We have concluded that the trial court's order was correct and should be affirmed. The petition asserts a single cause of action against a single defendant. Pickens v. Langford, Tex.Civ.App., 270 S.W.2d 285. The fact that two persons having the same name are involved makes no difference in the legal situation presented. If, upon a hearing of a plea of privilege, it appears that the plaintiff intended to sue John Doe, but through inadvertence Richard Roe was served with citation and appeared as a result thereof, the plaintiff should make this circumstance known to the court and request that Richard Roe, who had been brought into the case through an inadvertence be dismissed therefrom. When this has been done, the case as to the defendant sought to be sued remains upon the docket pending the service of citation and subsequent action on behalf of the intended defendant. This course was not taken by the plaintiff in this case. He requested the trial court to treat the petition as one asserting severable causes of action, one against C. E. Newlin, Sr., and one against C. E. Newlin, Jr. The cause of action asserted in the petition is a single cause of action against one defendant, and the filing of a plea of privilege should not result in the pendency of two causes of action against two separate defendants in two different counties.
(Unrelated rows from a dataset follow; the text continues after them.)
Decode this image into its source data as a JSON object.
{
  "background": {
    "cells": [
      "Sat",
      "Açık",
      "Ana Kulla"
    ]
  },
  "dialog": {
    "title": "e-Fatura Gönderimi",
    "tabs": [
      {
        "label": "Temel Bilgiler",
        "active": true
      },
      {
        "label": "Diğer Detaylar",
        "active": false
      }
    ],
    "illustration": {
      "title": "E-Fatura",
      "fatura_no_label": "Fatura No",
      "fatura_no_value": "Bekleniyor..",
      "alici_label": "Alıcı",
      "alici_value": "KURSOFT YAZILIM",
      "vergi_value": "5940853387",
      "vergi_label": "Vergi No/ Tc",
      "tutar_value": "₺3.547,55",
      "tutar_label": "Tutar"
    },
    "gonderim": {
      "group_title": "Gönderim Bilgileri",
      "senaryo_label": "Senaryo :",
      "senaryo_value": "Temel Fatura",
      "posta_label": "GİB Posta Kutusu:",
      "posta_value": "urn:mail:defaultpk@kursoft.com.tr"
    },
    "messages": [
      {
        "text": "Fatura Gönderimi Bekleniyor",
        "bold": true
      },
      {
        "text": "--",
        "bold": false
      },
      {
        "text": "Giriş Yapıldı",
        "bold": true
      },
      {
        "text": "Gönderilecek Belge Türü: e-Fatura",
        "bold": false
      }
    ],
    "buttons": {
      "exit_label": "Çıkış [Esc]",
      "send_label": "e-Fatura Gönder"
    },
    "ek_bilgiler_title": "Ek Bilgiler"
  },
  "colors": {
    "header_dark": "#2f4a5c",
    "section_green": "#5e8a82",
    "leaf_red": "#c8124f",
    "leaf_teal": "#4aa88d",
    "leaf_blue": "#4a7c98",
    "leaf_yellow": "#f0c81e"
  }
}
As the plaintiff failed to request a dismissal as to the party inadvertently served, he is not in a position to complain that the court treated the cause as a single cause of action and ordered the same transferred as a unit upon the sustaining of the plea of privilege.
The situation disclosed by this appeal apparently is not controlled by precedent. It seems that in charting his course of procedure, plaintiff's attorneys considered the case of Kirk v. Harrington, Tex.Civ.App., 255 S.W.2d 557, as presenting the closest applicable authority. While the analogy suggested by plaintiff is persuasive and for a time was thought worthy of adoption by us, we have concluded that the better procedural practice for cases of this character requires that the plaintiff elect to dismiss an answering party when it appears probable that one other than the party intended to be sued has been served with citation. Then the impossibility of splitting an indivisible cause of action is avoided. 1 Am.Jur. 482, Action, § 97.
Appellee's motion for rehearing is granted. Our former orders and opinions in this cause are set aside and withdrawn. The judgment of the trial court is affirmed. The foregoing shall constitute the opinion of this Court.